Не помня себя от гнева, Джерзелез стал седлать коня и собирать торбы. Приготовившись, он обвел взглядом двор, словно еще раз хотел убедиться, что никого нет. Потом рванул поводья, вывел из конюшни взыгравшего коня и вскочил в седло с колоды для рубки мяса. Конь взвился. Зазвенели серебряные бляхи и оружие. Гнев Джерзелеза улегся, он сплюнул и выехал со двора. Словно во сне, мчался он по той же самой лужайке, где так недавно бежал на потеху толпе. Отъехав немного, Джерзелез невольно бросил взгляд на угловое окно. При виде этого окна, закрытого, холодного и загадочного, как взгляд женщины и человеческое сердце, в душе его с новой силой поднялись уже забытые было гнев и боль. В безумном желании убить или оскорбить кого-нибудь протянул он свою волосатую руку в сторону окна, потрясая кулаком и как бы посылая проклятие:
– Сука, сука!
Голос его был глухим от злости.
Он ехал рысью напрямик, не разбирая пути. Хотел бы он видеть снесенные мосты и разбитые дороги, по которым бы он не мог проехать!

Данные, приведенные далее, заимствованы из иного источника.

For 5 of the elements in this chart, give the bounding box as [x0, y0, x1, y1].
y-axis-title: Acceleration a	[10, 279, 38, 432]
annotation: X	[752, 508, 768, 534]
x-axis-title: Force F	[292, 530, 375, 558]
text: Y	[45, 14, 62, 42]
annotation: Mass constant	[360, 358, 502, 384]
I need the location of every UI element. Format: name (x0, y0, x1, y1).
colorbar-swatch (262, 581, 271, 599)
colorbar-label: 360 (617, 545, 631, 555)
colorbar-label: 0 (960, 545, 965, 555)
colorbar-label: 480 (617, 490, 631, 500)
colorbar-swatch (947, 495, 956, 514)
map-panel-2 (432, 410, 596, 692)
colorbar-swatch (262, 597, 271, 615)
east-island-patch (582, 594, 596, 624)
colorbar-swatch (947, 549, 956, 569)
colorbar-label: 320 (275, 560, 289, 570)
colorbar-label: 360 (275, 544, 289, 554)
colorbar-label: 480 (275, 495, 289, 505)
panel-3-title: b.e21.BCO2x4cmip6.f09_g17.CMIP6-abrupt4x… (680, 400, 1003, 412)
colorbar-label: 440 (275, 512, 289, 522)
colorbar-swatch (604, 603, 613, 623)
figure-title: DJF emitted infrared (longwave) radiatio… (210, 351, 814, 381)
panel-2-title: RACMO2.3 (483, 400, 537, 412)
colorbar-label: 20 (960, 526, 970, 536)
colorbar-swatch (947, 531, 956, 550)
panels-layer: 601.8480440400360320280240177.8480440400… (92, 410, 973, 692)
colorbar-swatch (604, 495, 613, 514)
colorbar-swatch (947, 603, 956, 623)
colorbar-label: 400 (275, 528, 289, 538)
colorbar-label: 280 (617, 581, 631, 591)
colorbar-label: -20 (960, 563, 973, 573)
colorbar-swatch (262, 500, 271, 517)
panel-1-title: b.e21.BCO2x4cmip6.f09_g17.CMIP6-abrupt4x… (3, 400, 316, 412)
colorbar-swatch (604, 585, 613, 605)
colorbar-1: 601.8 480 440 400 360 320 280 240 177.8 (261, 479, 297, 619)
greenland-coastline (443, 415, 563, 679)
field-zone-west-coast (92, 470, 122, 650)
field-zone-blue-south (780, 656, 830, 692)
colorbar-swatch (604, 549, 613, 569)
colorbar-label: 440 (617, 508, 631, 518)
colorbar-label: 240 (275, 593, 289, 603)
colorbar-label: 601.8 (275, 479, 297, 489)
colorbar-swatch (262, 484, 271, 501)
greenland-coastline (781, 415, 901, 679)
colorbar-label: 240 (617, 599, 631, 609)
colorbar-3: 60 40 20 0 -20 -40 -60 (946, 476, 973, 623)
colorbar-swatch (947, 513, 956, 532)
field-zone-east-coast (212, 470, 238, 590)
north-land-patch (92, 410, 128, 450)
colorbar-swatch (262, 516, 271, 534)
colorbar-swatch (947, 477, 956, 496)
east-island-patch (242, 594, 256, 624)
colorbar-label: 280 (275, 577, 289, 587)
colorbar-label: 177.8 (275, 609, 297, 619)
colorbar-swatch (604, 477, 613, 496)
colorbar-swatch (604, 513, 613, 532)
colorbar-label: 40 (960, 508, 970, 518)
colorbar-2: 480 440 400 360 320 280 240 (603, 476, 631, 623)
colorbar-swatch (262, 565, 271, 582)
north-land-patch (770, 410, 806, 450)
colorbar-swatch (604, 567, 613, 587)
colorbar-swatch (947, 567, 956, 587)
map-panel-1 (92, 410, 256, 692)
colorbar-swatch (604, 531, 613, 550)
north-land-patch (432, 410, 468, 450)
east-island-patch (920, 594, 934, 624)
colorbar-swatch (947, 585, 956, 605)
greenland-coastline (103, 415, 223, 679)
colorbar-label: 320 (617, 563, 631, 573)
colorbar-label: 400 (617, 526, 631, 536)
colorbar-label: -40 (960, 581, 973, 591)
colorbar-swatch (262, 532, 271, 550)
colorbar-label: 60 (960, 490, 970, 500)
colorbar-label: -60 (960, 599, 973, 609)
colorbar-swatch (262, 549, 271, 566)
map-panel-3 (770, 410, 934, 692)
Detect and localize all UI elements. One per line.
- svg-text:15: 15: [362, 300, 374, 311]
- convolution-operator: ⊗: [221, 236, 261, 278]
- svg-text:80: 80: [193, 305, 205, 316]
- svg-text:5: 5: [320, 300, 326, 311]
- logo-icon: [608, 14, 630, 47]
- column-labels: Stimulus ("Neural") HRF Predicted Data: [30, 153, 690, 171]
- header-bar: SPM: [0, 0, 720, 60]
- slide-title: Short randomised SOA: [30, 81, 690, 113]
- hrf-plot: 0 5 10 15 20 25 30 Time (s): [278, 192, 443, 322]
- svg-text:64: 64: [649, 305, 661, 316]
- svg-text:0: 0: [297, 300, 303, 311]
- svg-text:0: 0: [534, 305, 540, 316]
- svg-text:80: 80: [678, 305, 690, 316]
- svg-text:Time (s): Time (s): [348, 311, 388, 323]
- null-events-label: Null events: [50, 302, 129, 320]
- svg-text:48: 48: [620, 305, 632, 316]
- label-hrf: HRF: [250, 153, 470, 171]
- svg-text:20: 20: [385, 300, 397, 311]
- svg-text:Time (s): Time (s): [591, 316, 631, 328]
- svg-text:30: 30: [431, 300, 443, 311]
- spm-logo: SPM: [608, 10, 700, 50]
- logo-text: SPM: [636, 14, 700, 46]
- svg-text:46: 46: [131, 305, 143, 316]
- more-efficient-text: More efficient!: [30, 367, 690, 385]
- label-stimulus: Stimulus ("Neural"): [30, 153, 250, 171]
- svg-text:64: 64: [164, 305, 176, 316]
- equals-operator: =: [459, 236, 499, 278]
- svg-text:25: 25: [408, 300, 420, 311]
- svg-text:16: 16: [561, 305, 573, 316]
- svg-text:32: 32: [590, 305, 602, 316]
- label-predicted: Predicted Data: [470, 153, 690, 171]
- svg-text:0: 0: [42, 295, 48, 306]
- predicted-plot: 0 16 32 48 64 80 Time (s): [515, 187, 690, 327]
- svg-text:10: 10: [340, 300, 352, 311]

Позади него остался постоялый двор, все еще в подавленном молчании.
Джерзелез в пути
На Уваце, перескакивая через речку, Джерзелез сбил ноги коню. Все лошадники и лихие прибойские наездники выхаживали его, как могли: прикладывали к копытам свежий навоз, обмывали мочой мальчика, а Джерзелез молча нагибался, осматривал копыта и не смел глянуть в глаза коню. Тому, кто вылечит скакуна и вернет ему прежний бег, он обещал целую меджидию.
Он стал неразговорчив, беспокоен и, что с ним случалось редко, совсем не мог есть. После Вышеграда потерял всякий интерес к еде. За столом все время курил, от одной мысли о еде его чуть не тошнило.